Constant throwing or arm rotation can put a lot of stress on the most mobile joint in your body: your shoulder. “The Thrower’s Shoulder” refers to an internal impingement. This injury is caused in the “cocking” phase of throwing, when a pitcher is bringing his or her arm back before the swing. Sometimes, the tendons in your rotator cuff get pinched between your labrum and humeral head which could lead to a rotator cuff tendon tear if it’s not treated.
Anatomy of the Shoulder
Two joints make up the shoulder. Your acromioclavicular joint connects your shoulder blade (scapula) to your collarbone (clavicle). This joint allows you to raise your arm above your head. Your glenohumeral joint is a ball and socket joint. It connects the top of your upper arm, your humeral head (ball), to part of the scapula called the glenoid (socket). It gives you the ability to rotate your shoulder in a circle and move it up and out from your body.
Soft tissue like ligaments, cartilage and tendons surround your glenohumeral joint. They help cushion the joint’s movement and keep the large humeral head in the shallow socket cavity.
Your rotator cuff is a group of tendons and muscles surrounding the top of the humerus to keep the head in place and allow your arm to rotate.
The deltoid muscle is the largest and strongest muscle in your shoulder. Tendons attach it to the clavicle and humerus, and it provides you the strength to lift your arm.
Your bicep tendon connects the muscle on the front of your forearm to the top of your shoulder socket and allows your forearm to rotate and your elbow to bend.
What does shoulder impingement feel like?
An internal impingement affects a very important group of tendons, your rotator cuff, sitting on top of your shoulder’s ball and socket joint to protect it.
- Tenderness in the front of the shoulder
- Pain when throwing overhead
- Tenderness around your scapula
- Inflammation/irritation of affected tendons
- Shoulder instability
- Shoulder weakness
Symptoms usually begin at the time of the injury, but it can worsen over time if it isn’t treated and turn into a rotator cuff tear.

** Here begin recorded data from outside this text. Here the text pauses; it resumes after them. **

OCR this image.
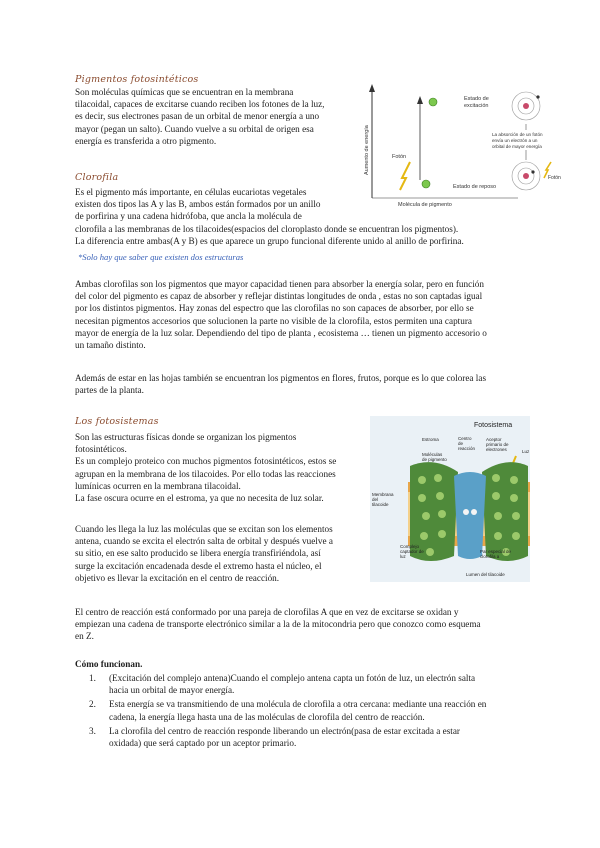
Pigmentos fotosintéticos
Son moléculas químicas que se encuentran en la membrana
tilacoidal, capaces de excitarse cuando reciben los fotones de la luz,
es decir, sus electrones pasan de un orbital de menor energía a uno
mayor (pegan un salto). Cuando vuelve a su orbital de origen esa
energía es transferida a otro pigmento.	Aumento de energía	Fotón
Estado de
excitación
Estado de reposo
Molécula de pigmento
La absorción de un fotón
envía un electrón a un
orbital de mayor energía
Fotón
Clorofila
Es el pigmento más importante, en células eucariotas vegetales
existen dos tipos las A y las B, ambos están formados por un anillo
de porfirina y una cadena hidrófoba, que ancla la molécula de
clorofila a las membranas de los tilacoides(espacios del cloroplasto donde se encuentran los pigmentos).
La diferencia entre ambas(A y B) es que aparece un grupo funcional diferente unido al anillo de porfirina.
*Solo hay que saber que existen dos estructuras
Ambas clorofilas son los pigmentos que mayor capacidad tienen para absorber la energía solar, pero en función
del color del pigmento es capaz de absorber y reflejar distintas longitudes de onda , estas no son captadas igual
por los distintos pigmentos. Hay zonas del espectro que las clorofilas no son capaces de absorber, por ello se
necesitan pigmentos accesorios que solucionen la parte no visible de la clorofila, estos permiten una captura
mayor de energía de la luz solar. Dependiendo del tipo de planta , ecosistema … tienen un pigmento accesorio o
un tamaño distinto.
Además de estar en las hojas también se encuentran los pigmentos en flores, frutos, porque es lo que colorea las
partes de la planta.
Los fotosistemas
Son las estructuras físicas donde se organizan los pigmentos
fotosintéticos.
Es un complejo proteico con muchos pigmentos fotosintéticos, estos se
agrupan en la membrana de los tilacoides. Por ello todas las reacciones
lumínicas ocurren en la membrana tilacoidal.
La fase oscura ocurre en el estroma, ya que no necesita de luz solar.
Cuando les llega la luz las moléculas que se excitan son los elementos
antena, cuando se excita el electrón salta de orbital y después vuelve a
su sitio, en ese salto producido se libera energía transfiriéndola, así
surge la excitación encadenada desde el extremo hasta el núcleo, el
objetivo es llevar la excitación en el centro de reacción.
Fotosistema
Estroma	Centro
de
reacción
Aceptor
primario de
electrones	Luz
Moléculas
de pigmento
Membrana
del
tilacoide
Complejo
captador de
luz
Par especial de
clorofila a
Lumen del tilacoide
El centro de reacción está conformado por una pareja de clorofilas A que en vez de excitarse se oxidan y
empiezan una cadena de transporte electrónico similar a la de la mitocondria pero que conozco como esquema
en Z.
Cómo funcionan.
1. (Excitación del complejo antena)Cuando el complejo antena capta un fotón de luz, un electrón salta
hacia un orbital de mayor energía.
2. Esta energía se va transmitiendo de una molécula de clorofila a otra cercana: mediante una reacción en
cadena, la energía llega hasta una de las moléculas de clorofila del centro de reacción.
3. La clorofila del centro de reacción responde liberando un electrón(pasa de estar excitada a estar
oxidada) que será captado por un aceptor primario.
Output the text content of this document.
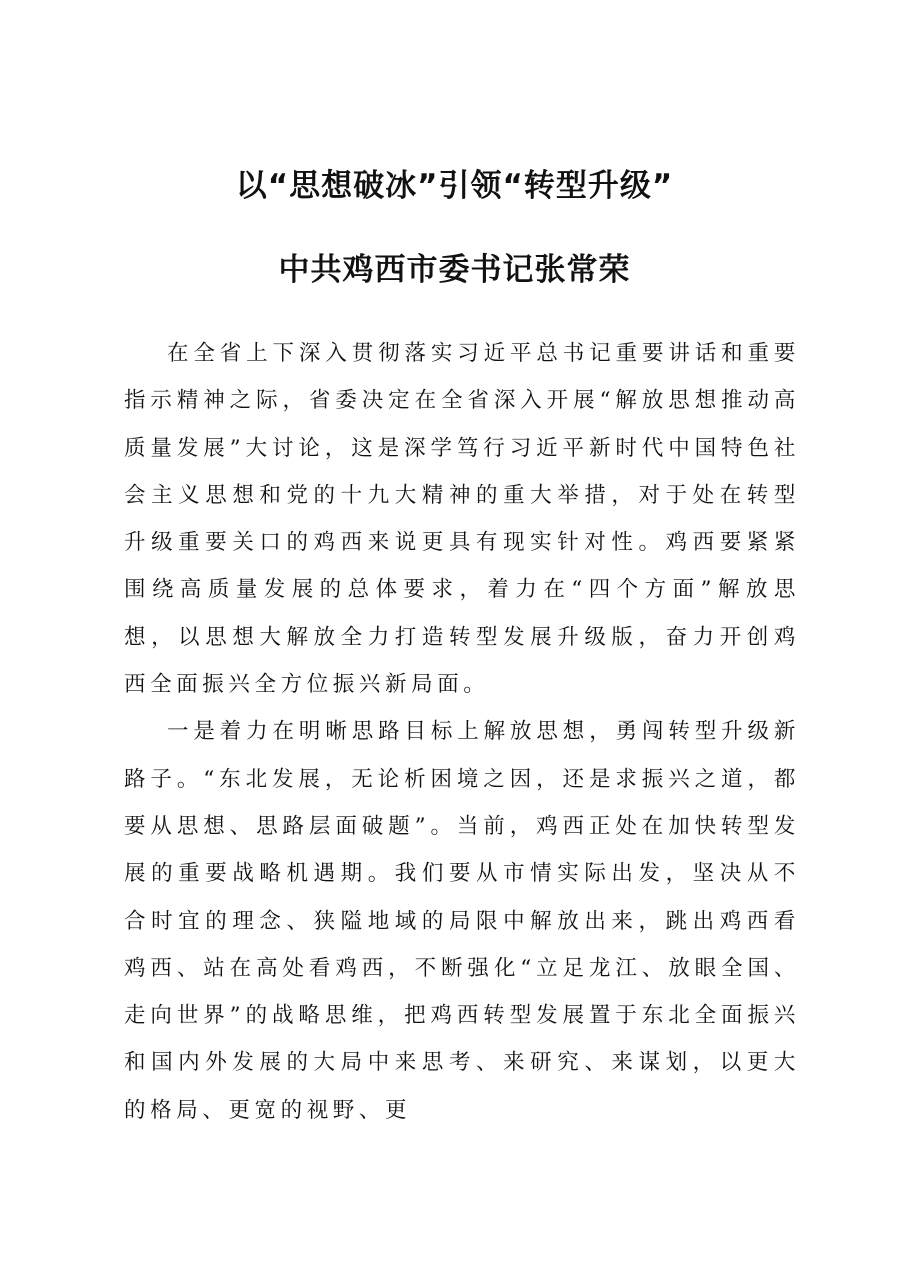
以“思想破冰”引领“转型升级”
中共鸡西市委书记张常荣

在全省上下深入贯彻落实习近平总书记重要讲话和重要指示精神之际，省委决定在全省深入开展“解放思想推动高质量发展”大讨论，这是深学笃行习近平新时代中国特色社会主义思想和党的十九大精神的重大举措，对于处在转型升级重要关口的鸡西来说更具有现实针对性。鸡西要紧紧围绕高质量发展的总体要求，着力在“四个方面”解放思想，以思想大解放全力打造转型发展升级版，奋力开创鸡西全面振兴全方位振兴新局面。

一是着力在明晰思路目标上解放思想，勇闯转型升级新路子。“东北发展，无论析困境之因，还是求振兴之道，都要从思想、思路层面破题”。当前，鸡西正处在加快转型发展的重要战略机遇期。我们要从市情实际出发，坚决从不合时宜的理念、狭隘地域的局限中解放出来，跳出鸡西看鸡西、站在高处看鸡西，不断强化“立足龙江、放眼全国、走向世界”的战略思维，把鸡西转型发展置于东北全面振兴和国内外发展的大局中来思考、来研究、来谋划，以更大的格局、更宽的视野、更
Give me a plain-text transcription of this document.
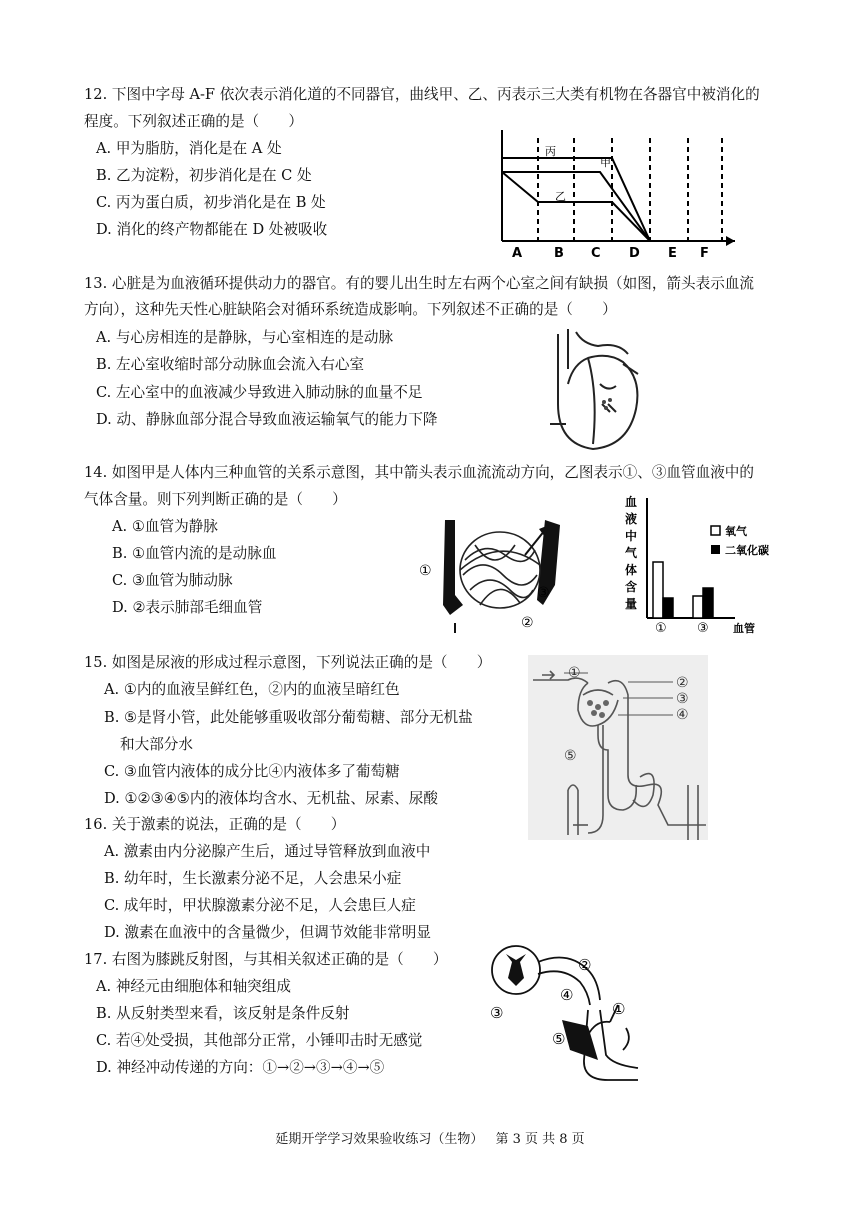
12. 下图中字母 A-F 依次表示消化道的不同器官，曲线甲、乙、丙表示三大类有机物在各器官中被消化的
程度。下列叙述正确的是（　　）
A. 甲为脂肪，消化是在 A 处
B. 乙为淀粉，初步消化是在 C 处
C. 丙为蛋白质，初步消化是在 B 处
D. 消化的终产物都能在 D 处被吸收
丙
甲
乙
A B C D E F
13. 心脏是为血液循环提供动力的器官。有的婴儿出生时左右两个心室之间有缺损（如图，箭头表示血流
方向），这种先天性心脏缺陷会对循环系统造成影响。下列叙述不正确的是（　　）
A. 与心房相连的是静脉，与心室相连的是动脉
B. 左心室收缩时部分动脉血会流入右心室
C. 左心室中的血液减少导致进入肺动脉的血量不足
D. 动、静脉血部分混合导致血液运输氧气的能力下降
14. 如图甲是人体内三种血管的关系示意图，其中箭头表示血流流动方向，乙图表示①、③血管血液中的
气体含量。则下列判断正确的是（　　）
A. ①血管为静脉
B. ①血管内流的是动脉血
C. ③血管为肺动脉
D. ②表示肺部毛细血管
①
②
③
血
液
中
气
体
含
量
氧气
二氧化碳
① ③ 血管
15. 如图是尿液的形成过程示意图，下列说法正确的是（　　）
A. ①内的血液呈鲜红色，②内的血液呈暗红色
B. ⑤是肾小管，此处能够重吸收部分葡萄糖、部分无机盐
和大部分水
C. ③血管内液体的成分比④内液体多了葡萄糖
D. ①②③④⑤内的液体均含水、无机盐、尿素、尿酸
①
②
③
④
⑤
16. 关于激素的说法，正确的是（　　）
A. 激素由内分泌腺产生后，通过导管释放到血液中
B. 幼年时，生长激素分泌不足，人会患呆小症
C. 成年时，甲状腺激素分泌不足，人会患巨人症
D. 激素在血液中的含量微少，但调节效能非常明显
17. 右图为膝跳反射图，与其相关叙述正确的是（　　）
A. 神经元由细胞体和轴突组成
B. 从反射类型来看，该反射是条件反射
C. 若④处受损，其他部分正常，小锤叩击时无感觉
D. 神经冲动传递的方向：①→②→③→④→⑤
②
④
③	①
⑤
延期开学学习效果验收练习（生物） 第 3 页 共 8 页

What causes internal impingement?
Thrower’s shoulder is caused by what it sounds like: It is an injury caused by overusing the tendons in your shoulder, usually from a throwing or another overhead activity, like tennis, baseball or swimming. It’s mainly seen in young athletes.
When you overuse your shoulder, the tendons become inflamed and “catch” on your shoulder bone. Although this usually affects your rotator cuff, it can also affect your labrum.
How do I know if I have damaged my rotator cuff?
To determine whether you have a rotator cuff injury from throwing, your physician will ask you for a complete medical history, have you describe your symptoms and conduct a physical examination. An X-ray or MRI may be necessary to confirm the diagnosis and determine if there are other problems.
How is internal impingement treated?
Treatment will start with nonsurgical rehabilitation, along with rest. Most shoulder impingements respond well to physical therapy. If you don’t see any change in your inflammation or pain levels, your physician may suggest surgery.
- NSAIDS and steroid injections
- Strengthening program through physical therapy
The surgery you may undergo will widen the space around your rotator cuff and allow your rotator cuff space to move without catching on the bone.
How do you fix a shoulder impingement?
An internal impingement will take three to six months to completely heal. Normal activities can usually resume within a month as long as your physician says it’s ok. To prevent further overuse injuries, make sure you aren’t overdoing it. During recovery, you shouldn’t do any exercises involving your shoulder or any overhead movements.
How do I prevent shoulder impingement?
Preventing a shoulder impingement is as simple as being well conditioned, practicing proper technique and giving yourself time to rest. It’s very important to follow guidelines set by coaches, trainers and organizations so you don’t get an overuse injury.